Minha reação foi: "CARALHO!!! O IP MAN!!", hahaha! As cenas com ele são de ótima qualidade. O cara manja dos esquemas. Sem contar que ele tá muito em alta hoje em dia como o queridinho da China. É sempre bom ver um filme com esse cara no meio dando porrada em todo mundo.

Eu não gostei da câmera lenta
As cenas são legais, mas uma coisa que cagou um pouco foram câmeras lentas. Eu entendo que isso é uma coisa que tá na moda na molecadinha antenada de hoje em dia (que provavelmente nem eram nascidos quando o Tigre e o Dragão original foi lançado), mas tem muitos takes em slow-motion.
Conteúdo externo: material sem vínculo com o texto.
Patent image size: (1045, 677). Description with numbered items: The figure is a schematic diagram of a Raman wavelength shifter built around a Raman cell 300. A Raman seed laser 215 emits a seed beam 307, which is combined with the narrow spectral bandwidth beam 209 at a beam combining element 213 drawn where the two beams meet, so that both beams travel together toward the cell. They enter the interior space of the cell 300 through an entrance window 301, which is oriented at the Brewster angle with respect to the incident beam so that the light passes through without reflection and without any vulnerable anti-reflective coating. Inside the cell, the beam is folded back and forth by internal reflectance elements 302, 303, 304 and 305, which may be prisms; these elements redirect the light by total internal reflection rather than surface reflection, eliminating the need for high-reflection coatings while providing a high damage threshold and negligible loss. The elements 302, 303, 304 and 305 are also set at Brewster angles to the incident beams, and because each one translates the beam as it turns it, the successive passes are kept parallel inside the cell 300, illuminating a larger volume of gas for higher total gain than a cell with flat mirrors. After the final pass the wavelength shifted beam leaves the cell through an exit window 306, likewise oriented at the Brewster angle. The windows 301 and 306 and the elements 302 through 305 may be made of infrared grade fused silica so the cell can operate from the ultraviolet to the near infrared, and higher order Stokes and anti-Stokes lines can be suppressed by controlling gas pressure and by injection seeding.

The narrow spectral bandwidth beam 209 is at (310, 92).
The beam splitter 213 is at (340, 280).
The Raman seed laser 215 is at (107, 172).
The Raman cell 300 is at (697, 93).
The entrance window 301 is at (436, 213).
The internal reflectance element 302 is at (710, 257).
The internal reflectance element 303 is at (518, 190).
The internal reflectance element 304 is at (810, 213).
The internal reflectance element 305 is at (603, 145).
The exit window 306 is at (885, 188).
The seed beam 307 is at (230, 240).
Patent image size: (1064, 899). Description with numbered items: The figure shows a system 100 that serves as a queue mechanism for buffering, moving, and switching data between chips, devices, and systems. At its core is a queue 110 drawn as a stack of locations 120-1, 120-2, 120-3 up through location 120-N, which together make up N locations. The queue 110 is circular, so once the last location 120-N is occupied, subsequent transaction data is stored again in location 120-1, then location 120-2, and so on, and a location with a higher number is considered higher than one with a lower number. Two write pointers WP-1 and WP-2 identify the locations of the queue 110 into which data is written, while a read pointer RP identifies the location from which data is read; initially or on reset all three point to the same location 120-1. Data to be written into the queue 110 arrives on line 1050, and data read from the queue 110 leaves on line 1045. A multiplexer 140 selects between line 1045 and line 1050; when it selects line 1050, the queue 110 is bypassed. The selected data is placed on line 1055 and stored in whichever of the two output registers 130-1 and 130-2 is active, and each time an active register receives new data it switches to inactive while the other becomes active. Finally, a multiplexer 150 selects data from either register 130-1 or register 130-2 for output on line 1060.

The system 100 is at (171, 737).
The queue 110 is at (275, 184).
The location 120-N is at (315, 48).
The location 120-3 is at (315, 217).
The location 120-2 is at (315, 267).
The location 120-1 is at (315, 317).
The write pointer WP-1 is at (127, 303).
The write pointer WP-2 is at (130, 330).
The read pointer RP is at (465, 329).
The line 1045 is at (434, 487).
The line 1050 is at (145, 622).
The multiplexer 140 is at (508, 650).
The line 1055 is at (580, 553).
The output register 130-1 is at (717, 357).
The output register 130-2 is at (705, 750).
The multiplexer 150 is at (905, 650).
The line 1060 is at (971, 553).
E isso enche muito, muito, muito o saco.


Isso é uma clara influência dos games no cinema. Quem diria que viveria um dia pra ver isso. E sei que isso é bem atual e tá super na moda. Mas são essas modas passageiras, sabe? Igual aquele hype em 1999 de fazer filmes apocalípticos, ou no começo dos anos 2000 quando só saíam filmes com aquele apelo cibernético/tecnológico/bug do milênio.

É uma das coisas que as pessoas daqui a vinte anos vão ver e acharão tão cafonas quanto os caras com barba de bombril e camisas com gola em "v" de agora. Hoje é legal, mas vai ser brega pra caralho daqui uns anos.